LE COMITÉ CONTRE LA TORTURE ENTAME L'EXAMEN DU RAPPORT INITIAL DE LA BELGIQUE

06 Mai 2003



CAT
30ème session
6 mai 2003
Matin




Le Comité contre la torture a entamé, ce matin, l'examen du rapport initial de la Belgique sur les mesures prises par ce pays pour se conformer aux dispositions de la Convention contre la torture et autres peines ou traitements cruels, inhumains ou dégradants.
M. Claude Debrulle, Directeur général du Service public fédéral belge de la justice, en charge des droits de l'homme et de la législation pénale, a indiqué qu'une loi de mise en conformité du droit belge avec les dispositions de la Convention contre la torture est entrée en vigueur le 24 août 2002, qui insère quatre nouveaux articles au Code pénal, dont l'un définit la torture comme étant «tout traitement inhumain délibéré qui provoque une douleur très aiguë ou de fort graves et cruelles souffrances, physiques ou mentales». M. Debrulle a souligné que le législateur belge est allé au-delà de ce que prescrivait la Convention puisque la restriction visant la qualité de l'auteur de l'infraction, (à savoir que, selon la Convention, ne sont considérés comme actes de torture que les actes commis par une autorité officielle), n'a pas été retenue.
La délégation belge est également composée de M. Michel Adam, Représentant permanent de la Belgique auprès des Nations Unies à Genève, ainsi que de représentants du Service public fédéral des affaires intérieures, du Service public fédéral de la justice, du Service public fédéral de la santé publique, de l'Office des étrangers, de la Direction générale de la législation pénale et des droits de l'homme, et des communautés flamande et française.
Le rapporteur du Comité chargé de l'examen du rapport de la Belgique, M. Guibril Camara, s'est félicité que le pays ait ratifié la Convention contre la torture sans émettre de réserves.

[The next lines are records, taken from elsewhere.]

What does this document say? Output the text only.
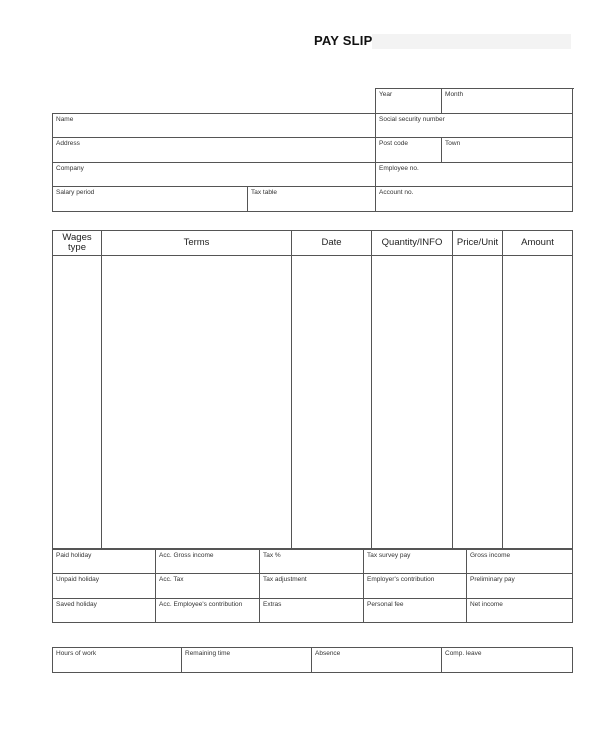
PAY SLIP
		Year	Month	
Name		Social security number	
Address		Post code	Town	
Company		Employee no.	
Salary period	Tax table	Account no.	
Wages type	Terms	Date	Quantity/INFO	Price/Unit	Amount

Paid holiday	Acc. Gross income	Tax %	Tax survey pay	Gross income
Unpaid holiday	Acc. Tax	Tax adjustment	Employer's contribution	Preliminary pay
Saved holiday	Acc. Employee's contribution	Extras	Personal fee	Net income
Hours of work	Remaining time	Absence	Comp. leave
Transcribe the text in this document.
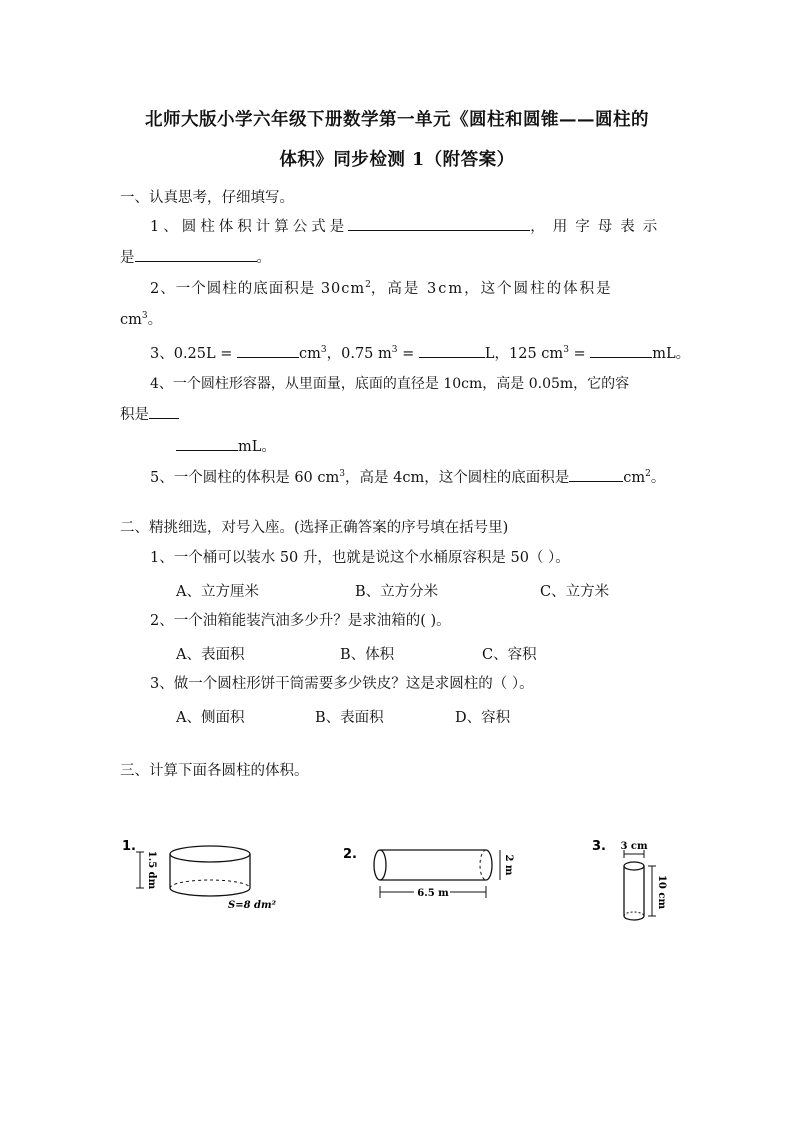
北师大版小学六年级下册数学第一单元《圆柱和圆锥——圆柱的
体积》同步检测 1（附答案）
一、认真思考，仔细填写。
1、圆柱体积计算公式是	，用字母表示
是	。
2、一个圆柱的底面积是 $30cm^2$，高是 3cm，这个圆柱的体积是
$cm^3$。
3、0.25L =	$cm^3$，0.75 $m^3$ =	L，125 $cm^3$ =	mL。
4、一个圆柱形容器，从里面量，底面的直径是 10cm，高是 0.05m，它的容
积是
mL。
5、一个圆柱的体积是 60 $cm^3$，高是 4cm，这个圆柱的底面积是	$cm^2$。
二、精挑细选，对号入座。(选择正确答案的序号填在括号里)
1、一个桶可以装水 50 升，也就是说这个水桶原容积是 50（ ）。
A、立方厘米	B、立方分米	C、立方米
2、一个油箱能装汽油多少升？是求油箱的( )。
A、表面积	B、体积	C、容积
3、做一个圆柱形饼干筒需要多少铁皮？这是求圆柱的（ ）。
A、侧面积	B、表面积	D、容积
三、计算下面各圆柱的体积。
1.
1.5 dm
S=8 dm²
2.	2 m
6.5 m
3. 3 cm
10 cm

Il s'est notamment enquis des voies de recours dont disposent les personnes faisant l'objet de mesures d'expulsion, de refoulement ou d'extradition, et a demandé s'il existe des dispositions empêchant d'expulser ou d'extrader une personne vers un pays où elle risque d'être soumise à des actes de torture.
Le co-rapporteur pour l'examen du rapport belge, M. Andreas Mavrommatis, a estimé que des mesures devraient être prises en Belgique en ce qui concerne le recours excessif à la force par les policiers à l'encontre des personnes en cours d'expulsion. Il a souhaité savoir si tous les cas de décès en prison font l'objet d'une enquête.
Le Comité entendra demain après-midi, à 15 heures, les réponses de la délégation belge aux questions qui lui ont été adressées ce matin. Cet après-midi, à 15 heures, elle entendra les réponses de la délégation slovène aux questions que lui ont posées les experts hier matin.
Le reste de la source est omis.